Jesus is just this shepherd, Mark insists. Twice the people recognize him and hurry to be with him. They hunger for his teaching and healing touch. His power is evident and makes them feel safe. But most importantly, they desire him, just as he is drawn in turn. “He had compassion on them,” Mark tells us, “because they were like sheep without a shepherd.” Thus his rule is marked by communion shared with his people. On the shores of the lake are understanding, trust, love.

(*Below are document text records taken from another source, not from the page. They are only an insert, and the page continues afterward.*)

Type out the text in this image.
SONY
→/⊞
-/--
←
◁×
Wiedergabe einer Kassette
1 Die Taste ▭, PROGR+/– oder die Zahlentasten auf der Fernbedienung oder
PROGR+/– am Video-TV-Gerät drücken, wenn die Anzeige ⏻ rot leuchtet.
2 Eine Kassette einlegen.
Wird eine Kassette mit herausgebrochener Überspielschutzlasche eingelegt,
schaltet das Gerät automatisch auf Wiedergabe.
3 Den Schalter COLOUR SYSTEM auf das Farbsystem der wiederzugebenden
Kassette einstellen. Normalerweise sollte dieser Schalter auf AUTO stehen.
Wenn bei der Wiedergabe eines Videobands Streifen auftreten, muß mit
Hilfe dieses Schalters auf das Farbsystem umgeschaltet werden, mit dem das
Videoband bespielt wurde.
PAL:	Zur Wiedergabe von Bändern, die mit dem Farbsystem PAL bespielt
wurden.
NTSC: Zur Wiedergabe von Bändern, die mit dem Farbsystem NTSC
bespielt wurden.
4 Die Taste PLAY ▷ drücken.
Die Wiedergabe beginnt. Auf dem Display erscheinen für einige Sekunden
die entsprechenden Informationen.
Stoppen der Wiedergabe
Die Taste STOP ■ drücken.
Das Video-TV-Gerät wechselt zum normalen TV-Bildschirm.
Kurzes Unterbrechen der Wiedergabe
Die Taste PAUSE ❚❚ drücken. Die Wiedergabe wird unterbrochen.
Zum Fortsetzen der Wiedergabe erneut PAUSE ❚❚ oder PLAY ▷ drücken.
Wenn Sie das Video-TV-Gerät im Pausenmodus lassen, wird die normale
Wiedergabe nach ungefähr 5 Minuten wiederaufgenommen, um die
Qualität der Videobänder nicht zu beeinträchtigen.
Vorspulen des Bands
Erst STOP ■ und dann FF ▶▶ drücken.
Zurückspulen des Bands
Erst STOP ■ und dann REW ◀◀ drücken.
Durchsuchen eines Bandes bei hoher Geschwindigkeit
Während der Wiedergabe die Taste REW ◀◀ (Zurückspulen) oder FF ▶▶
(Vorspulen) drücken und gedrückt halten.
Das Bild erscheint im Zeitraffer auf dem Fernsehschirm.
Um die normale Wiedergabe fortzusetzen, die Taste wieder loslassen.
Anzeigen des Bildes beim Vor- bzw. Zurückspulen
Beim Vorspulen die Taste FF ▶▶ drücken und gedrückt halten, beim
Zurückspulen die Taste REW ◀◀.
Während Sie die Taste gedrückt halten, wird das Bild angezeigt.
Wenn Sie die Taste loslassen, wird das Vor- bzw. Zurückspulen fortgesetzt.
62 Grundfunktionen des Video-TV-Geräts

In assembling this Sunday’s lessons, the Lectionary editors made an inspired decision. The theme of the true Shepherd is the perfect backdrop to the abundant store of John 6, whose rich fare of wise teaching will sustain us for the next five Sundays. Shepherds provide their flocks with good food, protect them from danger, and guide them over trackless hills. But delight in the presence of the beloved, above all, marks the true shepherd. The sheep belong to him.
Look It Up
Read Num. 27:12-23. What marks of the “spirit of leadership” does God see in Joshua? How are they perfected in Christ?
Think About It
Jeremiah proclaims that when the great Shepherd has brought God’s scattered people home, they will “be fruitful and multiply,” fulfilling the first of all commandments. What other allusions to created life before the fall may be found in Jeremiah? Why is the connection so strong, and “natural”?